Financial Times: Unconsummated Anglo-Dutch marriages Or should we be shocked by Shell?
By John Plender
Feb 16, 2004
Unilever is ready to move to a unitary board and to abandon the system whereby advisory directors have to do their job without voting power or legal responsibility for the actions of the group's two boards. So what about the other great Anglo-Dutch dual-listed concern, Shell? Sir Philip Watts, chairman of Shell Transport and Trading, recently responded to investor concern on corporate governance by saying that he would listen to shareholders' worries on the dual structure. Whether anything much will happen is another matter.

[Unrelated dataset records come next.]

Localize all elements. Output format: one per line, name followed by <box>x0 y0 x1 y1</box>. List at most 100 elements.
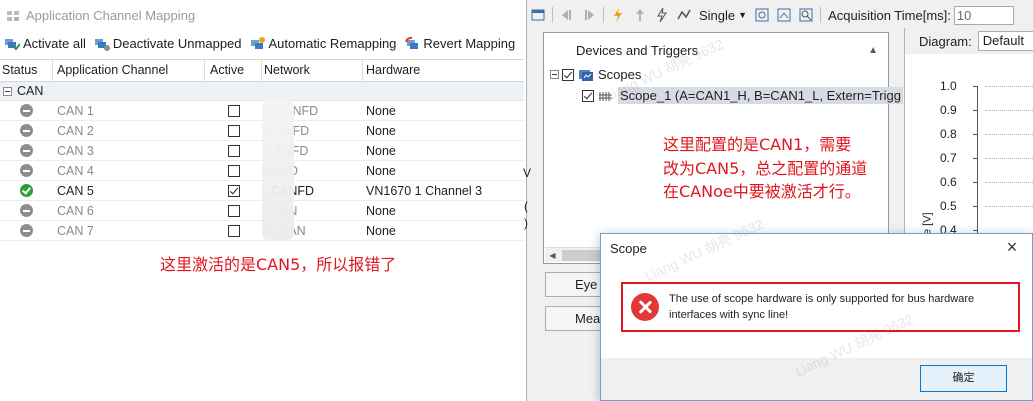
automatic-remapping-label: Automatic Remapping <box>268 36 397 51</box>
y-tick-mark <box>973 158 977 159</box>
grid-line <box>985 158 1033 159</box>
row-hardware[interactable]: None <box>363 204 524 218</box>
scopes-folder-icon <box>579 69 593 81</box>
y-tick-mark <box>973 110 977 111</box>
channel-mapping-window: Application Channel Mapping Activate all… <box>0 0 524 401</box>
close-icon[interactable]: × <box>1002 237 1022 258</box>
arrow-up-icon[interactable] <box>632 7 648 23</box>
activate-all-button[interactable]: Activate all <box>4 36 86 52</box>
channel-mapping-app-icon <box>7 10 19 21</box>
group-row-can[interactable]: CAN <box>0 82 524 101</box>
grid-header: Status Application Channel Active Networ… <box>0 60 524 82</box>
column-header-hardware[interactable]: Hardware <box>363 60 524 82</box>
lightning-icon[interactable] <box>654 7 670 23</box>
acquisition-time-input[interactable] <box>953 5 1014 25</box>
diagram-select[interactable]: Default <box>977 31 1033 51</box>
active-checkbox[interactable] <box>227 224 240 237</box>
eye-diagram-button[interactable]: Eye <box>545 272 605 297</box>
row-hardware[interactable]: VN1670 1 Channel 3 <box>363 184 524 198</box>
inactive-status-icon <box>20 124 33 137</box>
eye-button-label: Eye <box>575 277 598 292</box>
diagram-header: Diagram: Default <box>905 28 1033 54</box>
search-zoom-icon[interactable] <box>798 7 814 23</box>
active-checkbox[interactable] <box>227 124 240 137</box>
tree-expand-icon[interactable] <box>550 70 559 79</box>
active-checkbox[interactable] <box>227 144 240 157</box>
scope-1-checkbox[interactable] <box>582 89 594 102</box>
revert-mapping-label: Revert Mapping <box>423 36 516 51</box>
left-edge-glyph-open: ( <box>524 199 528 213</box>
y-tick-mark <box>973 182 977 183</box>
signal-icon[interactable] <box>676 7 692 23</box>
chevron-down-icon: ▼ <box>738 10 748 20</box>
y-tick-mark <box>973 134 977 135</box>
row-hardware[interactable]: None <box>363 164 524 178</box>
collapse-up-icon[interactable]: ▲ <box>868 45 878 56</box>
channel-mapping-titlebar: Application Channel Mapping <box>0 0 524 31</box>
deactivate-unmapped-button[interactable]: Deactivate Unmapped <box>94 36 242 52</box>
trigger-mode-dropdown[interactable]: Single ▼ <box>699 8 747 23</box>
annotation-right-line-3: 在CANoe中要被激活才行。 <box>663 182 861 201</box>
column-header-active[interactable]: Active <box>205 60 262 82</box>
inactive-status-icon <box>20 204 33 217</box>
row-channel: CAN 5 <box>57 183 94 198</box>
acquisition-time-label: Acquisition Time[ms]: <box>828 7 951 23</box>
measurement-button[interactable]: Meas <box>545 306 605 331</box>
revert-mapping-icon <box>405 36 419 49</box>
inactive-status-icon <box>20 224 33 237</box>
tree-child-label: Scope_1 (A=CAN1_H, B=CAN1_L, Extern=Trig… <box>618 87 903 104</box>
y-tick-label: 0.7 <box>940 151 957 165</box>
active-status-icon <box>20 184 33 197</box>
grid-line <box>985 86 1033 87</box>
active-checkbox[interactable] <box>227 164 240 177</box>
toolbar-separator <box>820 7 822 23</box>
step-back-icon[interactable] <box>559 7 575 23</box>
grid-line <box>985 134 1033 135</box>
dialog-message: The use of scope hardware is only suppor… <box>669 293 975 321</box>
row-channel: CAN 3 <box>57 143 94 158</box>
window-icon[interactable] <box>530 7 546 23</box>
inactive-status-icon <box>20 104 33 117</box>
row-channel: CAN 6 <box>57 203 94 218</box>
group-label: CAN <box>17 84 44 98</box>
scope-toolbar: Single ▼ Acquisition Time[ms]: <box>527 3 1033 27</box>
automatic-remapping-button[interactable]: Automatic Remapping <box>250 36 397 52</box>
y-tick-label: 0.5 <box>940 199 957 213</box>
grid-line <box>985 206 1033 207</box>
active-checkbox[interactable] <box>227 184 240 197</box>
y-tick-mark <box>973 206 977 207</box>
row-hardware[interactable]: None <box>363 224 524 238</box>
active-checkbox[interactable] <box>227 104 240 117</box>
y-tick-label: 0.8 <box>940 127 957 141</box>
error-icon <box>631 293 659 321</box>
ok-button[interactable]: 确定 <box>920 365 1007 392</box>
left-edge-glyph-close: ) <box>524 216 528 230</box>
deactivate-unmapped-label: Deactivate Unmapped <box>112 36 242 51</box>
step-forward-icon[interactable] <box>581 7 597 23</box>
row-hardware[interactable]: None <box>363 144 524 158</box>
zoom-icon[interactable] <box>754 7 770 23</box>
channel-mapping-toolbar: Activate all Deactivate Unmapped Automat… <box>0 31 524 56</box>
inactive-status-icon <box>20 164 33 177</box>
activate-all-label: Activate all <box>23 36 86 51</box>
scroll-left-icon[interactable]: ◀ <box>545 251 560 260</box>
row-hardware[interactable]: None <box>363 124 524 138</box>
column-header-status[interactable]: Status <box>0 60 53 82</box>
row-channel: CAN 2 <box>57 123 94 138</box>
y-tick-label: 1.0 <box>940 79 957 93</box>
column-header-network[interactable]: Network <box>262 60 363 82</box>
dialog-title: Scope <box>610 241 647 256</box>
deactivate-unmapped-icon <box>94 38 110 51</box>
collapse-icon[interactable] <box>3 86 12 96</box>
zoom-region-icon[interactable] <box>776 7 792 23</box>
revert-mapping-button[interactable]: Revert Mapping <box>404 36 515 52</box>
scopes-checkbox[interactable] <box>562 68 574 81</box>
annotation-right-line-1: 这里配置的是CAN1，需要 <box>663 135 852 154</box>
redaction-blur <box>262 100 294 240</box>
active-checkbox[interactable] <box>227 204 240 217</box>
trigger-icon[interactable] <box>610 7 626 23</box>
row-hardware[interactable]: None <box>363 104 524 118</box>
toolbar-separator <box>552 7 553 23</box>
column-header-channel[interactable]: Application Channel <box>53 60 205 82</box>
left-edge-glyph-v: V <box>523 166 532 180</box>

Shell, to oversimplify a little, is a near-century-old unconsummated merger between Dutch engineers and British marketing people. As the UK company traditionally puts it, "the sole activity of Shell Transport is the ownership of a 40 per cent interest in the Royal Dutch Shell Group of Companies of which it is not a part and in whose activities it does not engage". Shareholders in Royal Dutch own 60 per cent of the group. So far, so odd.
In modern corporate governance terms, Shell Transport appears deficient. Sir Philip is executive chairman, which leads some fund managers to worry about an excessive concentration of power. The non-executives include former executive directors, who also sit on the remuneration and succession review committee.
If the test of a corporate governance set up is the ability of the non-executives to sack the executive directors, Shell's governance appears fundamentally flawed. Sir Philip could not be put in the ejector seat without the agreement of the Royal Dutch board. It would be possible, in theory, for the Dutch to eject a Shell Transport chairman unilaterally but only at the cost of destroying the Anglo-Dutch joint venture relationship. An outsider might think this a recipe for the executives to divide and rule. The big question is whether the appearance equates with reality.
The allegation of unfettered power is far-fetched. The group is really run by its committee of managing directors. The chairman, currently Sir Philip, is first among equals and the committee is overseen by an exalted body called "The Conference", where Shell Transport directors meet regularly with members of the supervisory and management boards of Royal Dutch.
Oversight can be tough, not least because the boards contain former managing directors who know their onions. When executives have pushed over-ambitious takeovers, such as one proposed for British Gas in the 1990s, they have sometimes been blocked. Until recently, executive pay was also kept low by oil industry standards. And candidates put up by the managing directors for seats at the top have been turned down.
The checks and balances at Shell, then, are potent, even if they depart from conventional governance. The real concern is the presumption in favour of succession from within Shell. This is helpful for continuity but less so for radical change, especially in the event of a crisis more serious than the present spat over the size of proved reserves. Of course everything would be neater if the merger-in-suspense was finally consummated. But I doubt the Dutch will ever buy that.